The Bullet Point: Whether a statement is defamatory depends on many factors. Most importantly, courts will consider whether the defamatory statement is verifiable. If there is any question on this, courts will typically allow the claim to proceed to a jury trial.
As there are few hard and fast rules, businesses should be very careful when making any statements about other businesses, especially their competitors. Thus, to be safe, if such statements must be made, it makes sense to consult an attorney.
Crow v. Baldino, 2d Dist. Clark No. 2016-CA-56, 2017-Ohio-2779.
This was an appeal of a trial court’s denial of a defendant’s motion to intervene in a lawsuit brought against his mother involved in an action to collect damages from a rental agreement. The trial court denied the motion and the Second Appellate District affirmed on appeal.
In so ruling, the court noted that under Ohio law, a party can intervene in a lawsuit as a right if a statute confers a right to intervene or if he or she has an interest in the property or transaction subject of the lawsuit. Absent a showing of this, there is no right to intervene. Here, the party seeking to intervene failed to show that any law permitted him to intervene in the suit or that he had an interest in the property subject of the action and the motion to intervene was properly denied.
The Bullet Point: If you have an interest in property or a transaction subject of a lawsuit, Ohio law has a mechanism for you to get involved to protect your interests. A trial court also has discretion to permit a party to intervene if the moving party has a claim or defense that is in “common” with the current lawsuit.
Though businesses might have a right to intervene, they should carefully consider whether they should.
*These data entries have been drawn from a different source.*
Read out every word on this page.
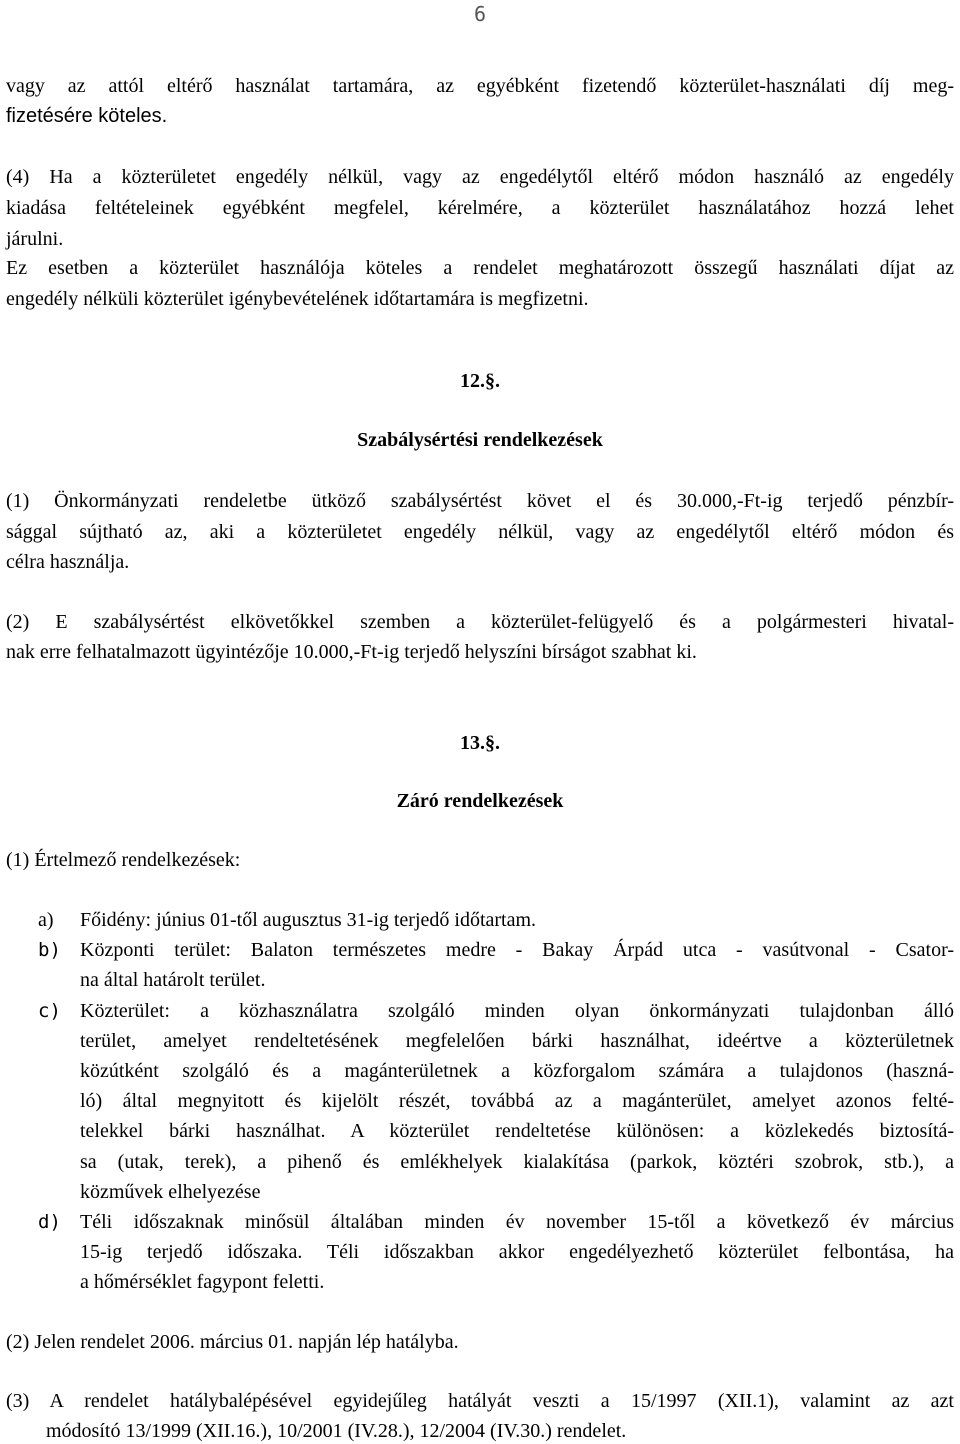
6
vagy az attól eltérő használat tartamára, az egyébként fizetendő közterület-használati díj meg-
fizetésére köteles.
(4) Ha a közterületet engedély nélkül, vagy az engedélytől eltérő módon használó az engedély
kiadása feltételeinek egyébként megfelel, kérelmére, a közterület használatához hozzá lehet
járulni.
Ez esetben a közterület használója köteles a rendelet meghatározott összegű használati díjat az
engedély nélküli közterület igénybevételének időtartamára is megfizetni.
12.§.
Szabálysértési rendelkezések
(1) Önkormányzati rendeletbe ütköző szabálysértést követ el és 30.000,-Ft-ig terjedő pénzbír-
sággal sújtható az, aki a közterületet engedély nélkül, vagy az engedélytől eltérő módon és
célra használja.
(2) E szabálysértést elkövetőkkel szemben a közterület-felügyelő és a polgármesteri hivatal-
nak erre felhatalmazott ügyintézője 10.000,-Ft-ig terjedő helyszíni bírságot szabhat ki.
13.§.
Záró rendelkezések
(1) Értelmező rendelkezések:
a) Főidény: június 01-től augusztus 31-ig terjedő időtartam.
b) Központi terület: Balaton természetes medre - Bakay Árpád utca - vasútvonal - Csator-
na által határolt terület.
c) Közterület: a közhasználatra szolgáló minden olyan önkormányzati tulajdonban álló
terület, amelyet rendeltetésének megfelelően bárki használhat, ideértve a közterületnek
közútként szolgáló és a magánterületnek a közforgalom számára a tulajdonos (haszná-
ló) által megnyitott és kijelölt részét, továbbá az a magánterület, amelyet azonos felté-
telekkel bárki használhat. A közterület rendeltetése különösen: a közlekedés biztosítá-
sa (utak, terek), a pihenő és emlékhelyek kialakítása (parkok, köztéri szobrok, stb.), a
közművek elhelyezése
d) Téli időszaknak minősül általában minden év november 15-től a következő év március
15-ig terjedő időszaka. Téli időszakban akkor engedélyezhető közterület felbontása, ha
a hőmérséklet fagypont feletti.
(2) Jelen rendelet 2006. március 01. napján lép hatályba.
(3) A rendelet hatálybalépésével egyidejűleg hatályát veszti a 15/1997 (XII.1), valamint az azt
módosító 13/1999 (XII.16.), 10/2001 (IV.28.), 12/2004 (IV.30.) rendelet.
Businesses must establish not only an interest in the property or transaction at issue, but must also allege or show that if they are not permitted to intervene, their interests would be impaired.
The Huntington Nat’l Bank v. Bywood, Inc., 10th Dist. Franklin No. 16AP-358, 2017-Ohio-2740.
This was an action filed by a bank to have the trial court assist it in executing on a prior judgment it obtained against the defendant. Previously, the bank had obtained a judgment against the bank regarding the defendant’s default on a line of credit. Post-judgment, the bank conducted a number of debtor examinations. During those examinations, the defendant claimed to own 100 percent of the stock in a business he had created. Based on this information, the bank filed an ex parte motion in aid of execution asking the court to prohibit the defendant from transferring or selling his stocks and to issue a replacement stock certificate for all of the stocks and turn it over to the county sheriff for levy and sale. The court granted these requests.
The defendant appealed. On appeal, the Tenth Appellate District agreed in part and reversed in part with the trial court’s decision. The court noted that under Ohio law, a creditor can obtain a debtor’s stocks to satisfy a debt or judgment. However, the court noted that under Ohio law, a stock that is lost cannot be seized by a creditor. The court found that the trial court overstepped its bounds when it issued a new stock certificate for the defendant’s company.
The Bullet Point: Courts can assist a business or individual in executing or collecting on a judgment. However, the court’s authority to do so is limited by statute. When a creditor seeks to have stock certificates turned over to satisfy a judgment or debt, and if the stocks cannot be located, the only way they can be turned over is if the court orders the debtor company to reissue new stock certificates.